PV = P * [(1 - (1 + r)^-n) / r]

Where:
PV = Present Value
P = Payment per period
r = Discount rate
n = Number of periods

Using the values:
P = $2000
r = 7% or 0.07 (decimal)
n = 10

PV = $2000 * [(1 - (1 + 0.07)^-10) / 0.07]
PV = $2000 * [(1 - 0.5084) / 0.07]
PV = $2000 * (0.4916 / 0.07)
PV = $2000 * 7.0233
PV = $14,046.60 (rounded to 2 decimal places)

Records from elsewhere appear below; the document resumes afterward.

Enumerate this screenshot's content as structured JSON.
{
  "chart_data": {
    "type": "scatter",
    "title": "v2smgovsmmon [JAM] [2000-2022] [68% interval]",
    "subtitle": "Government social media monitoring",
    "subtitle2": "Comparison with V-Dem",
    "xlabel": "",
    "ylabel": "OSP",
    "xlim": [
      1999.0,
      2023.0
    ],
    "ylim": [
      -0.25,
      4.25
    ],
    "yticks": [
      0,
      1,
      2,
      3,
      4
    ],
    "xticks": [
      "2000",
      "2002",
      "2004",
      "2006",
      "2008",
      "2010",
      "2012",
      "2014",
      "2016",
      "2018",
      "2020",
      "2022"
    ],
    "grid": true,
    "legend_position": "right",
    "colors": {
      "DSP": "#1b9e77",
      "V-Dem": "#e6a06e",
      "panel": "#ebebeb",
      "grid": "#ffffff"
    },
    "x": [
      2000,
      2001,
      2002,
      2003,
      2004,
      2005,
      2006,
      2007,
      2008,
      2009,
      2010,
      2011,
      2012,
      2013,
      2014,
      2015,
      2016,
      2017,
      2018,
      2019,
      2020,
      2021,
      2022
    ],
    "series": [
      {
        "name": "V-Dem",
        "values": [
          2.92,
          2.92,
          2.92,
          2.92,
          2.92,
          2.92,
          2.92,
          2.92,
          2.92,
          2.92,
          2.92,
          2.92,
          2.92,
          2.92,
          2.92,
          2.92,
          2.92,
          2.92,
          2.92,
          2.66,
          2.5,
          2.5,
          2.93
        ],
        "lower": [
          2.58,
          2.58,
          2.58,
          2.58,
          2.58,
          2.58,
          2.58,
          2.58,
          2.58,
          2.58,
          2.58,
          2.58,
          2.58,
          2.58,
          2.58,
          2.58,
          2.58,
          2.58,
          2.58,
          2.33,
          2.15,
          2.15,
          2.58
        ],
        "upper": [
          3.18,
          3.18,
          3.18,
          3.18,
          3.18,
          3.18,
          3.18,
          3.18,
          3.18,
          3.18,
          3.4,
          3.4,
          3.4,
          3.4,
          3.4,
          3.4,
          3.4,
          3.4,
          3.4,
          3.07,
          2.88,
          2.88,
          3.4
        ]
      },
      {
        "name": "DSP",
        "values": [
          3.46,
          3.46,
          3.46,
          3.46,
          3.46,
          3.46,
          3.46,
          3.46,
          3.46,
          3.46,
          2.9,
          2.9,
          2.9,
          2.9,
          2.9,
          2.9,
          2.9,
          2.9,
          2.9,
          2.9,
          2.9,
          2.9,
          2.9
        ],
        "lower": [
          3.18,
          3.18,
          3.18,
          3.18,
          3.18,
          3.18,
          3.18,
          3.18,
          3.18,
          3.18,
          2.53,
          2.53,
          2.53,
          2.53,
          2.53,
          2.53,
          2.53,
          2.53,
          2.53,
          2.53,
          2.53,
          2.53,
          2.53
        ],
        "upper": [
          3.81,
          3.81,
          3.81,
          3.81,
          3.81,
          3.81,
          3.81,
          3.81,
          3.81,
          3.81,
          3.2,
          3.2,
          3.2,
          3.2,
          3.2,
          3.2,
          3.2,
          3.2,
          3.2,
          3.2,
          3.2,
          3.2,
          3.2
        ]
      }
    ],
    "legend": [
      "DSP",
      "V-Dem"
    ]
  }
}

For the second cash flow of $3500 per year for 10 years, we can use the same formula:

P = $3500
r = 7% or 0.07 (decimal)
n = 10

PV = $3500 * [(1 - (1 + 0.07)^-10) / 0.07]
PV = $3500 * [(1 - 0.5084) / 0.07]
PV = $3500 * (0.4916 / 0.07)
PV = $3500 * 7.0233
PV = $24,576.55 (rounded to 2 decimal places)

Next, we need to sum the present values of both cash flows:

Total PV = $14,046.60 + $24,576.55
Total PV = $38,623.15

Finally, to calculate the percentage value of the cash flow, we divide the total present value by the sum of the original cash flows and multiply by 100:

Percentage Value = (Total PV / (Cash Flow 1 + Cash Flow 2)) * 100
Percentage Value = ($38,623.15 / ($2000 * 10 + $3500 * 10)) * 100
Percentage Value = ($38,623.15 / ($20,000 + $35,000)) * 100
Percentage Value = ($38,623.15 / $55,000) * 100
Percentage Value = 70.22% (rounded to 2 decimal places)

Therefore, the percentage value of the 20 years cash flow is approximately 70.22%.